Perhaps check your wife more than any other blue-water issue. Good luck!

Probably true.

Good to see the past master of such posts holding top form ;)
 
I have a perfectly functioning potential blue water wife but she knowingly realises I prefer day sailing in fine weather so doesn’t give me too much grief.........what ever you want to do ,dear!
 
How does it go....'Men marry a woman hoping she will never change... but she does.... Women marry a man thinking they can change him.... but they can't...'

Maybe the trick is to find a woman that comes with an interest in sailing.... trying to change one later may... or may not ... work.

The comment 'there are VERY few true bluewater wives' is at odds with my experience.... a very large percentage of yachts in the Pacific are manned by couples.... even in Patagonia maybe 90% or more are couples...
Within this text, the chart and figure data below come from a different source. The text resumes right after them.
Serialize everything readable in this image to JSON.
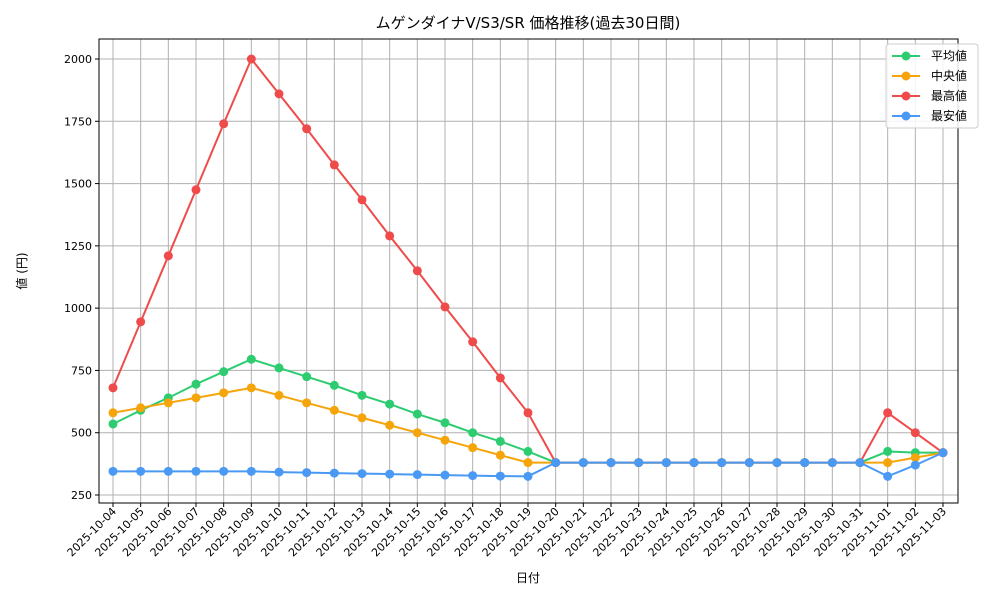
{
  "chart_data": {
    "type": "line",
    "title": "ムゲンダイナV/S3/SR 価格推移(過去30日間)",
    "xlabel": "日付",
    "ylabel": "値 (円)",
    "ylim": [
      240,
      2080
    ],
    "yticks": [
      250,
      500,
      750,
      1000,
      1250,
      1500,
      1750,
      2000
    ],
    "grid": true,
    "legend_position": "upper right",
    "categories": [
      "2025-10-04",
      "2025-10-05",
      "2025-10-06",
      "2025-10-07",
      "2025-10-08",
      "2025-10-09",
      "2025-10-10",
      "2025-10-11",
      "2025-10-12",
      "2025-10-13",
      "2025-10-14",
      "2025-10-15",
      "2025-10-16",
      "2025-10-17",
      "2025-10-18",
      "2025-10-19",
      "2025-10-20",
      "2025-10-21",
      "2025-10-22",
      "2025-10-23",
      "2025-10-24",
      "2025-10-25",
      "2025-10-26",
      "2025-10-27",
      "2025-10-28",
      "2025-10-29",
      "2025-10-30",
      "2025-10-31",
      "2025-11-01",
      "2025-11-02",
      "2025-11-03"
    ],
    "series": [
      {
        "name": "平均値",
        "color": "#2ecc71",
        "values": [
          535,
          590,
          640,
          695,
          745,
          795,
          760,
          725,
          690,
          650,
          615,
          575,
          540,
          500,
          465,
          425,
          380,
          380,
          380,
          380,
          380,
          380,
          380,
          380,
          380,
          380,
          380,
          380,
          425,
          420,
          420
        ]
      },
      {
        "name": "中央値",
        "color": "#f5a50a",
        "values": [
          580,
          600,
          620,
          640,
          660,
          680,
          650,
          620,
          590,
          560,
          530,
          500,
          470,
          440,
          410,
          380,
          380,
          380,
          380,
          380,
          380,
          380,
          380,
          380,
          380,
          380,
          380,
          380,
          380,
          400,
          420
        ]
      },
      {
        "name": "最高値",
        "color": "#f04b4b",
        "values": [
          680,
          945,
          1210,
          1475,
          1740,
          2000,
          1860,
          1720,
          1575,
          1435,
          1290,
          1150,
          1005,
          865,
          720,
          580,
          380,
          380,
          380,
          380,
          380,
          380,
          380,
          380,
          380,
          380,
          380,
          380,
          580,
          500,
          420
        ]
      },
      {
        "name": "最安値",
        "color": "#4a9af5",
        "values": [
          345,
          345,
          345,
          345,
          345,
          345,
          342,
          340,
          338,
          336,
          334,
          332,
          330,
          328,
          326,
          325,
          380,
          380,
          380,
          380,
          380,
          380,
          380,
          380,
          380,
          380,
          380,
          380,
          325,
          370,
          420
        ]
      }
    ]
  }
}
The OP's wife working another two years? There could be a thousand reasons for that... none related to a distaste for sailing.
 
I can imagine a lady of lesiure not wanting to go on a 30+ sailboat and live like that for a while . ;)
My wife thankfully is pretty hardcore. a mountaineer in her spare time , and her work involves getting wet and dirty a lot due to field work around the World , the time scale for 2 years is A to understand the boat better and B My wife is in the process of writting 3 scientifc papers to be published and it will take 2 years to finish and then she is free from her shackels

She is also a sailor and went to the Famed Lowestoft boat building College when she was younger , She even moors the boat onto the Marina Pontoon better than me .:o

And her Map reading skills are better than non :encouragement:
Shes pretty shit at the electrics and diesel and keeping the boat clean , but hey I have to do something:p

All in all I would feel safe and comfortable with my Wife as the Skipper on Watch at any time , shes pretty awsome , but then 19 years and I m biased :p
 
Much prefer plenty of onboard water-my motorsailer carrys 80 gallons in two keel tanks
I would also go for a proper rain water collection system-something very familiar to Oz and NZ residents living away from big cities.